Sertralin bei Wochenbettdepression - mit Gewichtszunahme
Im Jahr 2013 kam mein Kind zur Welt und ich fühlte mich vom ersten Tag an mit der Situation überfordert. Rund um die Uhr funktionieren und verfügbar sein zu müssen, versetzte mich in Stress. Besonders abends oder nachts, wenn ich mich von meinem inneren Druck nicht mehr ablenken konnte, litt ich unter Panikattacken mit schweren Zwangsgedanken. Es fiel mir schwer einzuschlafen. Ich konnte mich nicht hinlegen, oder in die Nähe meines Bettes gehen, weil ich Angst vor dem Schlafengehen hatte. Da ich mein Baby ausschließlich stillte, konnte ich meinem Mann wenig von der Verantwortung abgeben und monatelang nur kurze Verschnaufpausen genießen, in denen ich nur für mich Zeit hatte.

Schon in den ersten Tagen im Krankenhaus fiel den Ärzten mein Problem auf und ich wurde mit einer Tagesdosis von 25mg Sertralin am Morgen entlassen. Diagnose: Wochenbettdepression. Die Dosis stellte sich nach kurzer Zeit als zu gering heraus und sie wurde auf 50mg morgens erhöht. Mit dieser Dosierung ging es mir ein Jahr lang gut, ich konnte meinen Alltag weitgehend ohne Symptome leben und mich an der gemeinsamen Zeit mit meinem Baby erfreuen. Seither musste ich leider kontinuierlich die Tagesmenge Sertralin erhöhen, da mir nach der Karenzzeit auch der Stress in der Arbeit psychisch zusetzte.

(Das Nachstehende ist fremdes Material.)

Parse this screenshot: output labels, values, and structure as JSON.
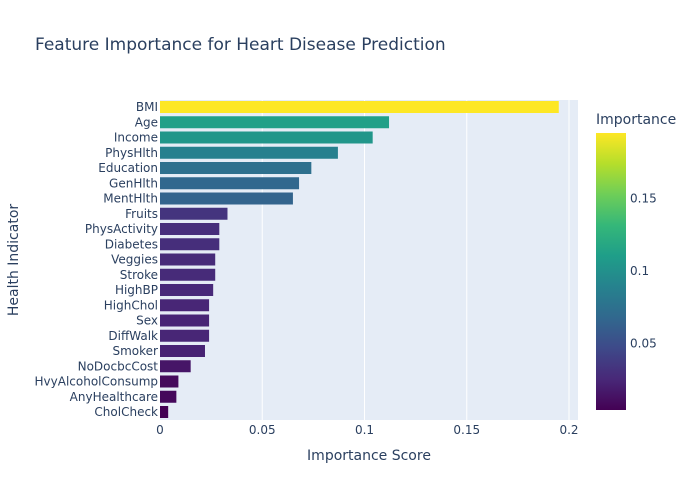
{
  "chart_data": {
    "type": "bar",
    "orientation": "horizontal",
    "title": "Feature Importance for Heart Disease Prediction",
    "xlabel": "Importance Score",
    "ylabel": "Health Indicator",
    "xlim": [
      0,
      0.2
    ],
    "x_ticks": [
      "0",
      "0.05",
      "0.1",
      "0.15",
      "0.2"
    ],
    "grid": "vertical gridlines",
    "colorscale": "viridis",
    "colorbar": {
      "title": "Importance",
      "range": [
        0.004,
        0.195
      ],
      "ticks": [
        {
          "value": 0.05,
          "label": "0.05"
        },
        {
          "value": 0.1,
          "label": "0.1"
        },
        {
          "value": 0.15,
          "label": "0.15"
        }
      ]
    },
    "categories": [
      "BMI",
      "Age",
      "Income",
      "PhysHlth",
      "Education",
      "GenHlth",
      "MentHlth",
      "Fruits",
      "PhysActivity",
      "Diabetes",
      "Veggies",
      "Stroke",
      "HighBP",
      "HighChol",
      "Sex",
      "DiffWalk",
      "Smoker",
      "NoDocbcCost",
      "HvyAlcoholConsump",
      "AnyHealthcare",
      "CholCheck"
    ],
    "values": [
      0.195,
      0.112,
      0.104,
      0.087,
      0.074,
      0.068,
      0.065,
      0.033,
      0.029,
      0.029,
      0.027,
      0.027,
      0.026,
      0.024,
      0.024,
      0.024,
      0.022,
      0.015,
      0.009,
      0.008,
      0.004
    ]
  }
}
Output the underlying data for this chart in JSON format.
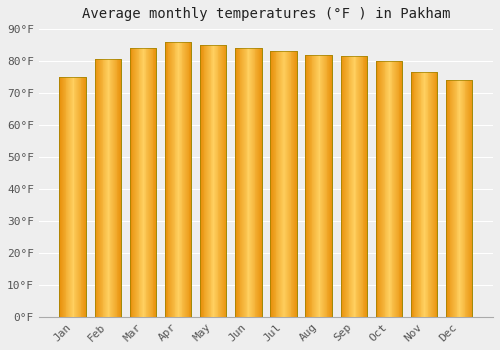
{
  "title": "Average monthly temperatures (°F ) in Pakham",
  "months": [
    "Jan",
    "Feb",
    "Mar",
    "Apr",
    "May",
    "Jun",
    "Jul",
    "Aug",
    "Sep",
    "Oct",
    "Nov",
    "Dec"
  ],
  "values": [
    75,
    80.5,
    84,
    86,
    85,
    84,
    83,
    82,
    81.5,
    80,
    76.5,
    74
  ],
  "bar_color_main": "#FFA500",
  "bar_color_light": "#FFD060",
  "bar_color_dark": "#E8900A",
  "bar_color_edge": "#888800",
  "ylim": [
    0,
    90
  ],
  "yticks": [
    0,
    10,
    20,
    30,
    40,
    50,
    60,
    70,
    80,
    90
  ],
  "ytick_labels": [
    "0°F",
    "10°F",
    "20°F",
    "30°F",
    "40°F",
    "50°F",
    "60°F",
    "70°F",
    "80°F",
    "90°F"
  ],
  "background_color": "#eeeeee",
  "grid_color": "#ffffff",
  "title_fontsize": 10,
  "tick_fontsize": 8,
  "bar_width": 0.75,
  "figsize": [
    5.0,
    3.5
  ],
  "dpi": 100
}
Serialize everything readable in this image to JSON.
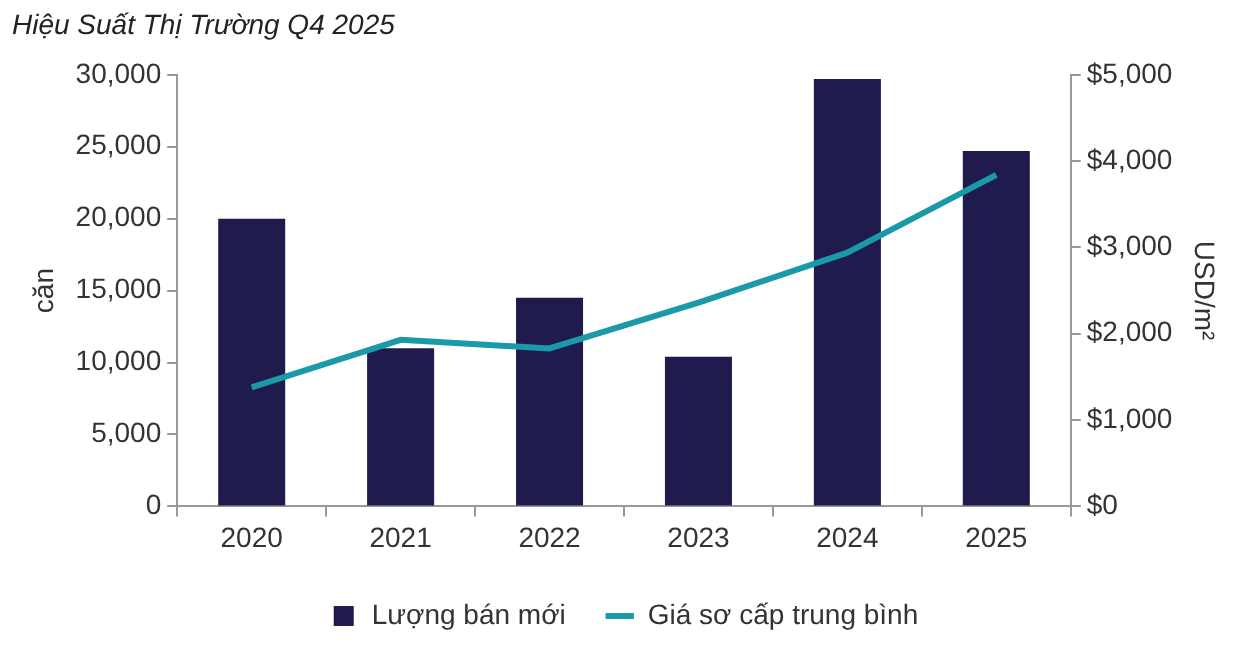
{
  "chart_data": {
    "type": "bar",
    "title": "Hiệu Suất Thị Trường Q4 2025",
    "ylabel": "căn",
    "y2label": "USD/m²",
    "categories": [
      "2020",
      "2021",
      "2022",
      "2023",
      "2024",
      "2025"
    ],
    "series": [
      {
        "name": "Lượng bán mới",
        "color": "#1f1b4d",
        "values": [
          20000,
          11000,
          14500,
          10400,
          29700,
          24700
        ]
      },
      {
        "name": "Giá sơ cấp trung bình",
        "type": "line",
        "axis": "y2",
        "color": "#1a9aa8",
        "values": [
          1380,
          1930,
          1830,
          2360,
          2940,
          3840
        ]
      }
    ],
    "ylim": [
      0,
      30000
    ],
    "yticks": [
      {
        "value": 0,
        "label": "0"
      },
      {
        "value": 5000,
        "label": "5,000"
      },
      {
        "value": 10000,
        "label": "10,000"
      },
      {
        "value": 15000,
        "label": "15,000"
      },
      {
        "value": 20000,
        "label": "20,000"
      },
      {
        "value": 25000,
        "label": "25,000"
      },
      {
        "value": 30000,
        "label": "30,000"
      }
    ],
    "y2lim": [
      0,
      5000
    ],
    "y2ticks": [
      {
        "value": 0,
        "label": "$0"
      },
      {
        "value": 1000,
        "label": "$1,000"
      },
      {
        "value": 2000,
        "label": "$2,000"
      },
      {
        "value": 3000,
        "label": "$3,000"
      },
      {
        "value": 4000,
        "label": "$4,000"
      },
      {
        "value": 5000,
        "label": "$5,000"
      }
    ],
    "grid": false,
    "legend": "bottom",
    "marker": "none",
    "line_style": "solid"
  }
}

Seit 2013 habe ich in Absprache mit einem Psychiater die Tagesdosis schrittweise angepasst und nehme derzeit täglich am Morgen 150mg Sertralin easypharm.

Es geht mir nun sehr gut und ich bin froh, mein Leben wieder im Griff zu haben. Leider habe ich bei jeder Erhöhung der Sertralinmenge eine gleichzeitige Gewichtszunahme bemerkt. Zu Beginn hatte ich etwa 73kg und bin nun bei einem Gewicht von 101kg angelangt. Ich bringe dies mit dem Medikament in Zusammenhang. Sobald ich das Sertralin um 25mg aufdosierte, steigerte sich auch mein Gewicht um 5 Kilogramm.
Ich habe nicht das Gefühl, kontinuierlich mehr zu essen, oder mich weniger zu bewegen als früher. Ernährungsumstellungen und Sport haben kaum oder keine Auswirkungen im Vergleich zu vor der Medikamenteneinnahme. Deshalb vermute ich, dass durch die Einnahme von Sertralin mein Stoffwechsel langsamer geworden ist.